Özlemişiz

10 Mayıs 2016 09:58

Bilim adamları kendi evinde ünvanlara son veren bir takımın deplasmanda bir hafta içerisinde nasıl bu kadar değişim gösterebildiğini araştırmalıdır …

Sanırım en son deplasman galibiyetimizi Bursa’da almıştık. Bayağı uzun zaman geçti. Açık konuşayım ki bu sezon artık deplasman galibiyeti alacağımızı düşünmüyordum ben. Çünkü deplasman karnemizin berbat olması dışında, biz deplasmanlarda hiç de güzel bir futbol sergileyemiyoruz. Bilim adamları araştırma yapmak istiyorsa kendi evinde ünvanlara son veren, apoletleri söküp atan bir takımın deplasmanlarda neden ve nasıl bu kadar kötü oynayabildiğini, bir hafta içerisinde nasıl bu kadar değişim gösterebildiğini araştırmalıdır.

Takım halinde Mersin’den çok daha fazla koştuk. Pas yüzdemiz çok iyiydi. Onlardan çok daha fazla pas yaptık ama çok da rahattık açıkçası. Rakip bizi fazlaca rahatsız etmedi, yani oynamamıza izin verdiler. Aslında biz de ilk yarının son bölümü hariç fazla da rakibi rahatsız etmedik.

Sakıb’ın atılmasının ardından 10 kişi kalmamıza rağmen sanki hiçbir şey olmamış gibi devam etti maç. Mersin takımı gerçekten çok pasif kaldı. Sezon boyunca da bu tarz bir oyun anlayışını benimsedikleri için düşmeyi garantileyen ilk takım onlar oldu. Artık bu lig tam bir kurtlar vadisi oldu. Yerdeki topa kafa uzatmazsanız sistemin dışında kalıyorsunuz. Gerçekten çok riskli bir lig. Düşük bir bütçe ile bu ligde tutunmak çok zor. Bunu başarabilen Gençlerbirliği gibi Akhisar gibi takımlar var. Bu takımlar sezon başı düşük bir bütçe ile takım kurdular, sezon sonu küme düşseler de gelecek sezon için yeniden lige dönmeleri muhtemel olur. Şimdi sezon başı ciddi masraflar yaparak takım kurarsanız ve o takım küme düşerse bu sonunuz oluyor. Amatör liglere kadar gidiyorsunuz. Diyelim ki çok başarısız oldunuz ama yine de küme düşmediniz.

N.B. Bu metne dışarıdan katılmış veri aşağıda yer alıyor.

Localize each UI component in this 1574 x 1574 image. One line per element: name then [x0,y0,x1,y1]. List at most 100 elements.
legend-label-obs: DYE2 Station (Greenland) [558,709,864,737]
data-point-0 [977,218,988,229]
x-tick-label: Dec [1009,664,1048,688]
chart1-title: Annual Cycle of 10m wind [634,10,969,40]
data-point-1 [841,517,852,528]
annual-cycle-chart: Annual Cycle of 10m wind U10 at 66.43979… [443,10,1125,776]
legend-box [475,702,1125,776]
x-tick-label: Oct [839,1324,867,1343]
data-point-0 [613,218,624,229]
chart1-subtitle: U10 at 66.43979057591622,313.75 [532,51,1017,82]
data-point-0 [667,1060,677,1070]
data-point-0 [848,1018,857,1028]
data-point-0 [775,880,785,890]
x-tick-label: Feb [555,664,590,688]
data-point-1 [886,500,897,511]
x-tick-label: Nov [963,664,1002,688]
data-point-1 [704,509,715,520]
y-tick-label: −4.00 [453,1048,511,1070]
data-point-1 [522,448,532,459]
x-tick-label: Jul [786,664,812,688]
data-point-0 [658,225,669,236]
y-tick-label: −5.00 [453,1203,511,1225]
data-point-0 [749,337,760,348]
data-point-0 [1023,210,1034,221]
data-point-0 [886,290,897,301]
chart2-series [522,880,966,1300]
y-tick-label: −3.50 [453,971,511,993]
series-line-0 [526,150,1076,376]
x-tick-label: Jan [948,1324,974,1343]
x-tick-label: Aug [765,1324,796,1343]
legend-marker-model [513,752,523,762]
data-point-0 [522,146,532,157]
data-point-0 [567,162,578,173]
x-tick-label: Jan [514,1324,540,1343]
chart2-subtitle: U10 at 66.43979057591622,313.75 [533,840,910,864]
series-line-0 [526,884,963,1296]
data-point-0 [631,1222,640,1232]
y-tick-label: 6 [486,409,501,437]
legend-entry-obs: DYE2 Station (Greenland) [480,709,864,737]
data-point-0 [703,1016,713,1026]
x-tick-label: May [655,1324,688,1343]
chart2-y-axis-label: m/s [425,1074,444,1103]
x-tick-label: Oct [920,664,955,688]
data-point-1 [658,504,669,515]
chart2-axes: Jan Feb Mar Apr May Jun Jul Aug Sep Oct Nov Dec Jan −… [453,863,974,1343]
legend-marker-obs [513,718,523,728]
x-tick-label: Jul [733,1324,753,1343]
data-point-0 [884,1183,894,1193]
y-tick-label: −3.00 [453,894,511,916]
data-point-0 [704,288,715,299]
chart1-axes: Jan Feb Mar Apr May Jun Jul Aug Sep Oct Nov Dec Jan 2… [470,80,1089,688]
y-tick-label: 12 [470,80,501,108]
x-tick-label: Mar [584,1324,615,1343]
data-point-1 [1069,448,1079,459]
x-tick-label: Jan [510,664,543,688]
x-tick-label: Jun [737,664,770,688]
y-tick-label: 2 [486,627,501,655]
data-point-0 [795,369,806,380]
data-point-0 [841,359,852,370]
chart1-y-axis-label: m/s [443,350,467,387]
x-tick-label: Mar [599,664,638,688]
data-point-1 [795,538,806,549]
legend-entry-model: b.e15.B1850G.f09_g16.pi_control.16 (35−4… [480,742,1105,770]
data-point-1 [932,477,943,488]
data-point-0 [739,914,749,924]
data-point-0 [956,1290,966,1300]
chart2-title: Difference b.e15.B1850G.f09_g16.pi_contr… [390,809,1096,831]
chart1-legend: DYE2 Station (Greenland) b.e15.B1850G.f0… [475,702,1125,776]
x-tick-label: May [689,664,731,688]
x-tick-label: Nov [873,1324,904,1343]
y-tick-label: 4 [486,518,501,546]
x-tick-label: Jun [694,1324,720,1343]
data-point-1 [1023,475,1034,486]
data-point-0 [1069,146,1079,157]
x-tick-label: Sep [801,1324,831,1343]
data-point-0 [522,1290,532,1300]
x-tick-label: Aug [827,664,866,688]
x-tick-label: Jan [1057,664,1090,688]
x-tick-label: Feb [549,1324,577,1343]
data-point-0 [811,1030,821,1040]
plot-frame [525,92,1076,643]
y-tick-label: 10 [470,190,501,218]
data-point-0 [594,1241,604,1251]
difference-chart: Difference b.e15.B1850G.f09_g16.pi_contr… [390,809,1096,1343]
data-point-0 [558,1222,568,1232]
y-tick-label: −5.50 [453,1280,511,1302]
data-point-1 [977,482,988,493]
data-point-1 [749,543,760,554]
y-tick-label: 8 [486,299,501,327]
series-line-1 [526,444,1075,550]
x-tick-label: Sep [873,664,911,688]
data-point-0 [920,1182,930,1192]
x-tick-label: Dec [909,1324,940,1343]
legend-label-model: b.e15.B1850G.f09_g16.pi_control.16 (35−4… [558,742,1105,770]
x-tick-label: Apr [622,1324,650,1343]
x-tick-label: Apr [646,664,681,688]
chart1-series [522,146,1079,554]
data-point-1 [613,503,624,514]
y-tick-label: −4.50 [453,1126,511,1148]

Bu da sonun başlangıcı oluyor işte. Çünkü başarısız olmanız demek fazla galibiyet alamamanız demek; yani fazla para kazanamamanız demek ki bu sonraki seneye yansır. Sonraki seneye zarar ile başlarsınız ve o sezonun sonu da muhtemelen küme düşme ile sonuçlanır. Eskişehir örneğinde olduğu gibi yani.

Yani demem o ki bu lig artık çok zor bir lig. Mücadele etmezseniz, tekmeye kafa koymazsanız, çok koşmazsanız, pres yapmazsanız sistemin dışında kalıyorsunuz maalesef. Biz bu saydıklarımı iç sahada özellikle ligin ikinci yarısında yaptık. Ama dış sahada maalesef yokları oynadık. İç sahadaki performansımız olmasaydı küme düşerdik. Ama bir de şöyle bir şey var ki iç sahadaki performansımızı birazcık dış sahaya da yansıtabilseydik bugün çok farklı yerlerde olurduk. Umarım gelecek sezon bu sorunu aşabiliriz ve artık hedefi olan bir Antalyaspor’umuz olur.